Once you find out the shooting was real, it can’t be staged anymore, right? The problem with conspiracy theories is that they don’t function in the realm of logic. It can be real AND staged. Why not? The details don’t matter and are entirely fungible. You claim no kids died at Sandy Hook, then when overwhelming evidence emerges that they definitely did, you just claim they died but not the way THEY are telling us. The theory changes, but it doesn’t really change.
Likewise, Trump’s “shooting” clearly was real, but it can also be fake. Arguing over the details is pointless, because they’re meaningless. The idea that anyone would let some clown with no training shoot at their head on the off chance that they’d hit their ear is comical – but Trump is evil and Project 2025 will turn us all into breeding slaves in a Christofacist hellscape, so can we really say he wouldn’t do it?

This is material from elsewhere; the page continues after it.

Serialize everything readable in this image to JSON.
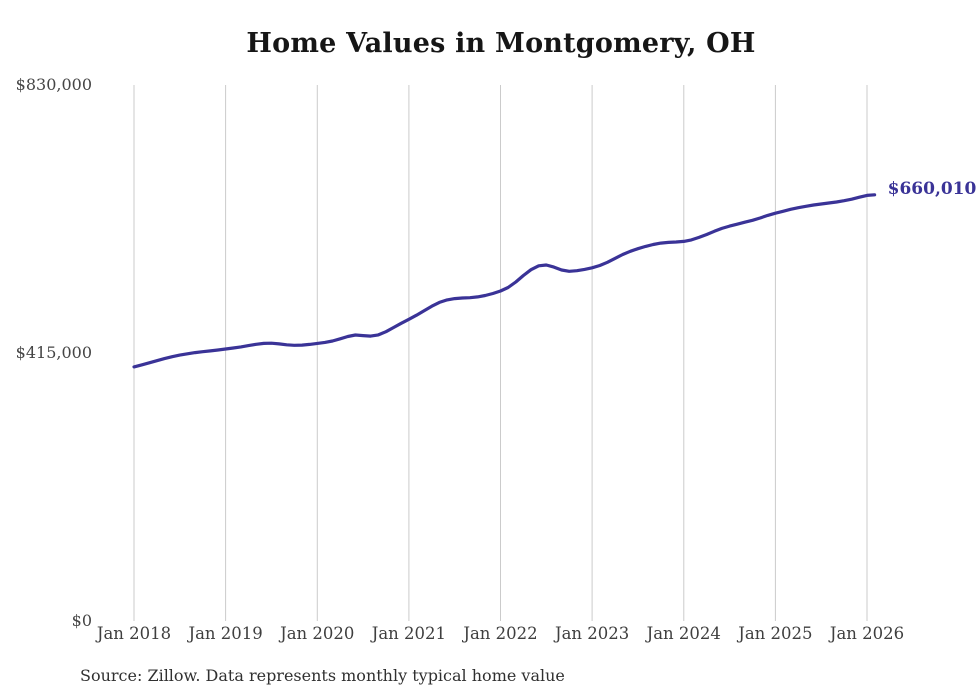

I caught twelve kinds of hell from liberal influencers when I pushed back at the conspiracy theory that Trump had his ex-wife Ivana murdered by throwing her down the stairs, then used her fake burial to hide classified documents in her empty casket. I didn’t push back at it because I love Trump – far from it. I pushed back because it was insane and totally devoid of evidence, while sidestepping actual evidence, like Ivana being in so much pain from degenerating hips that she could barely walk. But people who have turned Trump in dime store villain capable of doing anything to anyone didn’t want to hear it.
The biggest problem with conspiracy theories how they transform their believers into conspiratorial people. They invert trust and faith. They wrap certainty in a blanket of nonsense. And they make people paranoid and joyless, distrustful and cynical. They show us a real and traumatic event and make it cartoonish and bizarre in ways that don’t actually help us process and react to them.
Political assassinations are pretty common in the US. Four presidents have been shot dead, many others have had guns pulled on them or shots fired at them while in office or around then. Gerald Ford had guns pulled on him twice in three weeks. Reagan was nearly killed by a shooter, while Harry Truman survived an assassination attempt as VP. Likewise, the atmosphere at Trump events and around Trump in general is one of chaos and violence and a sickening kind of “anything can happen” energy. It’s not surprising that this happened, it’s more surprising that it took this long.
So the attempt to kill Donald Trump doesn’t require a conspiracy theory. Like so many other hinge points in history, it just requires a dope with a gun who maybe shifts the tides of a generation depending on if they can hit a target or not.
But we process information through conspiracy theories. We fill gaps in our understanding with garbage rather than simply sit in that lack of understanding. We make up better stories than the ones the officials give us because we like stories. And we cast our villains as being so evil they must be stopped while also being so incompetent that they never quite start.
We know who and what Donald Trump is. We don’t need conspiracy theories to make him worse or more devious. We only need look at his history and his plans for the future. It’s all there and obvious. Him “smearing blood on his ear” or conspiring with the Secret Service to be photographed on his good side only obscures his danger in a haze of nonsense.